O calor infiltrava-se nas ideias. O sol reflectia-se na terra a perder de vista e atacava os corpos indefesos pela única via que restava utilizar: o solo. A camioneta fora lenta: como uma armadilha construída para fazer sofrer.
Depois apearam-se e o calor mostrou-se traiçoeiro.
Pegaram nas mochilas, na tenda para acampar. Indagaram pelo parque de campismo. Teriam de percorrer um descampado, subir por uma rua mais protegida de sombra.
Um trilho interminável.
O casal mostrava-se de mau humor: as circunstâncias físicas eram só por si desagradáveis. Não foi, porém, apenas isto que criou tensão: um longo Inverno citadino de desentendidos tinha-se instalado entre os dois.
Daí os gestos ríspidos, por vezes precipitados.
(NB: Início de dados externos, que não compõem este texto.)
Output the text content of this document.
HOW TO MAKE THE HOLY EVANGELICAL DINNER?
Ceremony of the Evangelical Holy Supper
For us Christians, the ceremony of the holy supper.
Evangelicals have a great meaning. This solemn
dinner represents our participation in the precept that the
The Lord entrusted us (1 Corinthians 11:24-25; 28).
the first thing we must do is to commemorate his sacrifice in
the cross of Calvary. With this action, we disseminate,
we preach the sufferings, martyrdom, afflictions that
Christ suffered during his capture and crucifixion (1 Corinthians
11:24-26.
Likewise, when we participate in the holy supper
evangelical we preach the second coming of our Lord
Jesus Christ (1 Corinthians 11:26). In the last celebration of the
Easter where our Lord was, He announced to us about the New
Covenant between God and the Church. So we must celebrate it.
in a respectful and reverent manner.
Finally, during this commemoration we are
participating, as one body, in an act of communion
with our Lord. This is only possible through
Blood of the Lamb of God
As palavras entrecortadas, inusitadas como pedras frias, sem sentimentos. Montaram a tenda, armaram nela as roupas de ocasião e os sacos cama. Beberam duas cervejas no bar do parque.
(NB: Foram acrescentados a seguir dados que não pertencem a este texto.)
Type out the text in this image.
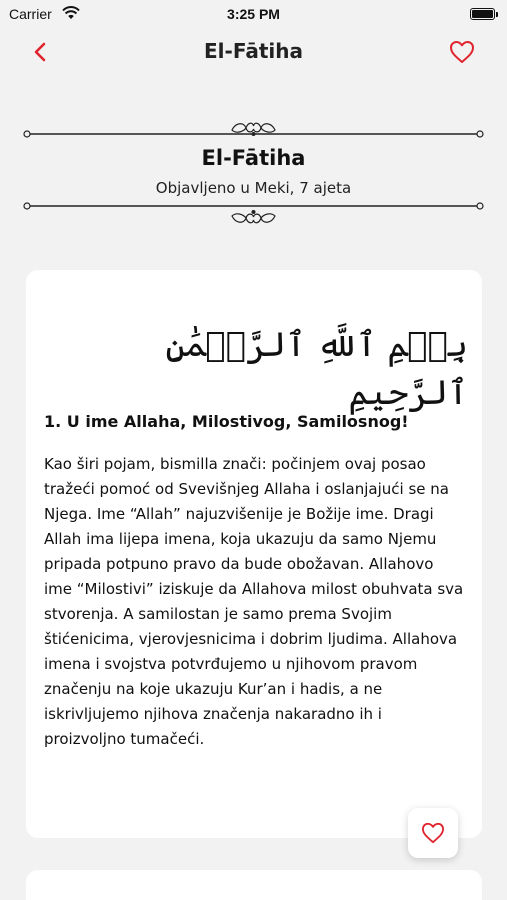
Carrier	3:25 PM
El-Fātiha
El-Fātiha
Objavljeno u Meki, 7 ajeta
بِسۡمِ ٱللَّهِ ٱلرَّحۡمَٰنِ ٱلرَّحِيمِ
1. U ime Allaha, Milostivog, Samilosnog!
Kao širi pojam, bismilla znači: počinjem ovaj posao tražeći pomoć od Svevišnjeg Allaha i oslanjajući se na Njega. Ime “Allah” najuzvišenije je Božije ime. Dragi Allah ima lijepa imena, koja ukazuju da samo Njemu pripada potpuno pravo da bude obožavan. Allahovo ime “Milostivi” iziskuje da Allahova milost obuhvata sva stvorenja. A samilostan je samo prema Svojim štićenicima, vjerovjesnicima i dobrim ljudima. Allahova imena i svojstva potvrđujemo u njihovom pravom značenju na koje ukazuju Kur’an i hadis, a ne iskrivljujemo njihova značenja nakaradno ih i proizvoljno tumačeći.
Em silêncio e sem olhares.
Poder-se-ia dizer que não eram necessárias as conversas num casal que se conhece há tanto tempo como este. Mas mentiríamos. É todo o peso do que não se conseguiu dizer o cenário para a história.
Uma pequena tragédia.
Avancemos, contudo, um pouco mais na trama deste par.
Ele: tinha a ideia da eternidade do amor. Mergulhava na agressividade dos desentendimentos com toda a impulsividade, mas sentia que nada estava em causa. Se calhar ela não pensava assim... se calhar ele deveria partilhar mais os seus pensamentos.
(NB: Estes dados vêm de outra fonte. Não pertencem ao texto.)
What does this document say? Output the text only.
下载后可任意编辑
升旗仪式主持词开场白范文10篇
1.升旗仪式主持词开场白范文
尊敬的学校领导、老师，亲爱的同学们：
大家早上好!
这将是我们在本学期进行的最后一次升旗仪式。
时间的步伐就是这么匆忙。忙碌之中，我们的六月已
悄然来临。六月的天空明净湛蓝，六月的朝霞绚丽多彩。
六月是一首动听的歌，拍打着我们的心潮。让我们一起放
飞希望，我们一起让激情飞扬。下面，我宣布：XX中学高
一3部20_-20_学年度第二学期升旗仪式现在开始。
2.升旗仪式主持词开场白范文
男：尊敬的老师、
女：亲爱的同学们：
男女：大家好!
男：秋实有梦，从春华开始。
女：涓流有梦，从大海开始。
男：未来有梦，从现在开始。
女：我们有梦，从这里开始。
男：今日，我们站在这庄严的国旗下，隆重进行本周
Ela: não compreendia a causa da agressividade do seu companheiro. Será que ele a amava? Sentia-se ferida mas convencia-se que tudo estava bem. Dizia-lhe isso, ele acreditava, mas depois nada estava bem e afogava-se em dúvidas.
Voltaram à tenda: um banho fresco e o jantar improvisado, confeccionado ao ar livre. Mais uma vez, algumas horas passadas em silêncio. Depois o regresso à cidade: desceram a rua íngreme, protegida da noite, de seguida atravessaram o descampado despojado daquela agressividade das horas diurnas.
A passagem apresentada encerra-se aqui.